I'll confess that in prior years I have had a low key resentment of this tradition. It seemed to reinforce the division between the laity and the priesthood by reinforcing the sinful and corrupt nature of the laity. Obviously, I understand that the priest represents Christ in the Mass and I understand that Jesus' crucifixion was made necessary because of the sins of each of us, but I always had the vague feeling that the Palm Sunday mass was another instantiation of the Church of Peter making sure that the Church of Mary knew its place. After all, I had never really cried out for Barabas or shouted "crucify him." That Palm Sunday stuff was all make-believe.
Because of Mel Gibson's The Passion, I think that has all ended. When I watched the crowed before Pilate, I knew that I had a real kinship with them and that in the right time and place, I would have been standing there with them, my brothers. Is that intuition simply 40 years of post-Vatican II propaganda finally claiming a mind? Or is it that a deep layer of theology was triggered?
I don't know, but I think that Rabbi Spero in this essay makes many fair points, including:
Moreover, Christians did not see the movie the way some Jews feared they would. While Jews focused on the Jewish faces in the movie--Sanhedrin, high priests, the mob--the Christian audience focused on the countenance of Jesus. And whereas Jews saw a suffering Jesus they thought would provoke anger at Jews, Christians beheld a loving Savior willing to endure suffering so as to provide salvation. As with a mother drawn to the specific cry of her baby among many crying babies, Jews focused on Jews, negatively depicted, while Christians were entranced by the sacrifice of their kindred Jesus. It was as if each group saw a different movie.
American Christians viewing the film did so as a religious experience, akin to how Jews who sit down at a Passover seder focus on the message of redemption and liberation, not Egyptian culpability. In contrast Jews view the crucifixion as an historical event, making it thereby more analogous to post-Biblical sagas such as World War II where the Germans, the Nazis, are the focal point of blame. To Christians, therefore, the circumstances and actors are secondary to the divine message. It is not viewed as a duel between specific participants.
This is truly positive news from a broader social perspective.
From a narrowly individualistic perspective, I found myself reflecting on images from the movie as we went through the Passion narrative. The Agony in the Garden became real. The scourging became real. St. Simon of Cyrene became real. Peter's denial became real.
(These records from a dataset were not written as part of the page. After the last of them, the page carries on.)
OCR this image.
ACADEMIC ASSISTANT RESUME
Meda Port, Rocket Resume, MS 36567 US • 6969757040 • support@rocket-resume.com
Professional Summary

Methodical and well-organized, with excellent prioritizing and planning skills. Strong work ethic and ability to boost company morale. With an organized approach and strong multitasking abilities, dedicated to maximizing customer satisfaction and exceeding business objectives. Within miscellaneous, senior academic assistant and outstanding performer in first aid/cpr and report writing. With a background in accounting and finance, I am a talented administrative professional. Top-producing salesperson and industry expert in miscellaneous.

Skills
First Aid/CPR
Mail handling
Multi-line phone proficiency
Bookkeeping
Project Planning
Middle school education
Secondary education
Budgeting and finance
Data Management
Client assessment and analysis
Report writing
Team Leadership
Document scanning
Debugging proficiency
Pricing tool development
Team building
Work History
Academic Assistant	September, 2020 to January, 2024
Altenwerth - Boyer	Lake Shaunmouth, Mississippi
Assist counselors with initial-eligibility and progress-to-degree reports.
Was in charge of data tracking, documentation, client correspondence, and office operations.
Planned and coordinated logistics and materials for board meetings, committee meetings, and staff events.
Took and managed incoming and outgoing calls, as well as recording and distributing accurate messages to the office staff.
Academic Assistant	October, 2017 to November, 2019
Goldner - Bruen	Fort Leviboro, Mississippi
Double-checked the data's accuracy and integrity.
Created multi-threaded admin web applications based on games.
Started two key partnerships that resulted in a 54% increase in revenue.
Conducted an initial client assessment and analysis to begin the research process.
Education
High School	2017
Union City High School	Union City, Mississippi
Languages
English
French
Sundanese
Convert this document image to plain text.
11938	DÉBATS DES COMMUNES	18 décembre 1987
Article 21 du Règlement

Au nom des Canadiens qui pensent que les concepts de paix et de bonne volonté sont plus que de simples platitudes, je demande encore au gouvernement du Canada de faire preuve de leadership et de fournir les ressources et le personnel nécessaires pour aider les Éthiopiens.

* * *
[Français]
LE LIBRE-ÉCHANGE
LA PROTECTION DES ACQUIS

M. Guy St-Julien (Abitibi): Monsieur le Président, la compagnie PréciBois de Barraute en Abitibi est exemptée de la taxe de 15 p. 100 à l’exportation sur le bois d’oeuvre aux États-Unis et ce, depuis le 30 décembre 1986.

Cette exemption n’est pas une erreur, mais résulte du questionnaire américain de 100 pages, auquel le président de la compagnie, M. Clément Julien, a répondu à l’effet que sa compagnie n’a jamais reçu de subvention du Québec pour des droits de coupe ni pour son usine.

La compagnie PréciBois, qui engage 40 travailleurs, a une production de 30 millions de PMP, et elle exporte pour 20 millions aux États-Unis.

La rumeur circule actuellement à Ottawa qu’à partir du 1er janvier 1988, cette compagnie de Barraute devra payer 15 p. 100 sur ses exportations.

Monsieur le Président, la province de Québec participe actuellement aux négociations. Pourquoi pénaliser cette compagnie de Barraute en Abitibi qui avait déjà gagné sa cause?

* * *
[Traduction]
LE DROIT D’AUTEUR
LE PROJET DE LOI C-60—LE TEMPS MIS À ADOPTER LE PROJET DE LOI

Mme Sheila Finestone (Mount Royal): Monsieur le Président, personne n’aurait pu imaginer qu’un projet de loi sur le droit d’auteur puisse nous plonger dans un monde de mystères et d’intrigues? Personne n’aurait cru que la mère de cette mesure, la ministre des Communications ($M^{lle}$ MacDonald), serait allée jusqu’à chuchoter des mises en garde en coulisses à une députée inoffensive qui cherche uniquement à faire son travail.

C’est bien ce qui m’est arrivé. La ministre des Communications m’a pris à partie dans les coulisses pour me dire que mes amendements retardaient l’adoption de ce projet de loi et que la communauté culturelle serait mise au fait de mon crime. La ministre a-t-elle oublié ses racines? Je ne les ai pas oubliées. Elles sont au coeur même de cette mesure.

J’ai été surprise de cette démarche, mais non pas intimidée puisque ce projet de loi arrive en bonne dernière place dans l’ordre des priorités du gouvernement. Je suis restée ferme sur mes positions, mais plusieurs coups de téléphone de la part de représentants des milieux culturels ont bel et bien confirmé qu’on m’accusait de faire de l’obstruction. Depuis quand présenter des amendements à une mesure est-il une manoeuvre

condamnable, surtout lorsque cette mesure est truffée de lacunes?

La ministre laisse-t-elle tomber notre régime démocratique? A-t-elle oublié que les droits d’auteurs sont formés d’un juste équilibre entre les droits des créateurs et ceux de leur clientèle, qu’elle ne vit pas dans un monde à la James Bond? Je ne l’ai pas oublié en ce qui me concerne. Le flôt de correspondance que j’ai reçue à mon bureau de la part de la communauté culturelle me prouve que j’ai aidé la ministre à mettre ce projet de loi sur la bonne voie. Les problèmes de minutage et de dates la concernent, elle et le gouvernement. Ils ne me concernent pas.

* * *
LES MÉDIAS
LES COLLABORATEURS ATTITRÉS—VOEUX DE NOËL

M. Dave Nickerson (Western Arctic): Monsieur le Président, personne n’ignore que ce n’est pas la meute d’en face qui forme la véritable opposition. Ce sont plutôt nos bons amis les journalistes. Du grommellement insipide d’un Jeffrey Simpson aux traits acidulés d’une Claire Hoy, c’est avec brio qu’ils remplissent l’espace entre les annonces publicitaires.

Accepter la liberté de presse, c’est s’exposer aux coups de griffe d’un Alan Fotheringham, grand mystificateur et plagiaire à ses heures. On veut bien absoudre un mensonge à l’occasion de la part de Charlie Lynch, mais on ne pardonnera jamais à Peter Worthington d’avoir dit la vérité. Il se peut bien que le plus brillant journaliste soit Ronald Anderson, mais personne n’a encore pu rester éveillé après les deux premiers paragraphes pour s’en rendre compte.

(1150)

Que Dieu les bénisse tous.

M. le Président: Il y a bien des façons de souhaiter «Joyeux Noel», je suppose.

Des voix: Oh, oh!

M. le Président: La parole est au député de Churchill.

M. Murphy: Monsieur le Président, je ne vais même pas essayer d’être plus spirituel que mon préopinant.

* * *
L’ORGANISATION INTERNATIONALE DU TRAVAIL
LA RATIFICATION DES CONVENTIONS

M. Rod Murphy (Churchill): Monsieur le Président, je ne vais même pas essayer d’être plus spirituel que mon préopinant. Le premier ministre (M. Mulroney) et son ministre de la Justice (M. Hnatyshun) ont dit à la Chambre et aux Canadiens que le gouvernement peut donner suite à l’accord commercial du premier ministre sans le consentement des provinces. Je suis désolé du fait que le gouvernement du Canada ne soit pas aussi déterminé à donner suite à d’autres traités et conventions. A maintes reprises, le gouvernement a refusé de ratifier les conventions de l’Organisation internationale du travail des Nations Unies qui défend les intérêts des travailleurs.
Christianity is a religion founded on a belief in the essential truth and goodnes of reality. The world is true and good because it was created by a True and Good God. Christianity does not subscribe to the idea that the perceived world is mara and that a person's greatest goal is to escape this world of illusion. For Christians there must be meaning in this world world because it exists, albeit finding that meaning may be beyond our present capacity since the world is wrapped in mystery.
Even so with the Passion. There must be meaning in the way the life and death of Jesus actually happened. Although the Redeemer could have been a truck driver in Petaluma who returned from the dead after a hit and run accident, and we would be making the sign of the automobile, that's not what happened. As Raymond Brown points out, the tendency to de-emphasize the life and Passion of Jesus in the face of the glory of the Resurrection, was the issue which probably split the Johanine community in the First Century. Because the Passion happened the way it did, there must be meaning in the way it happened.
Which is something to ponder, but not to solve since it like the world is enfolded by myster.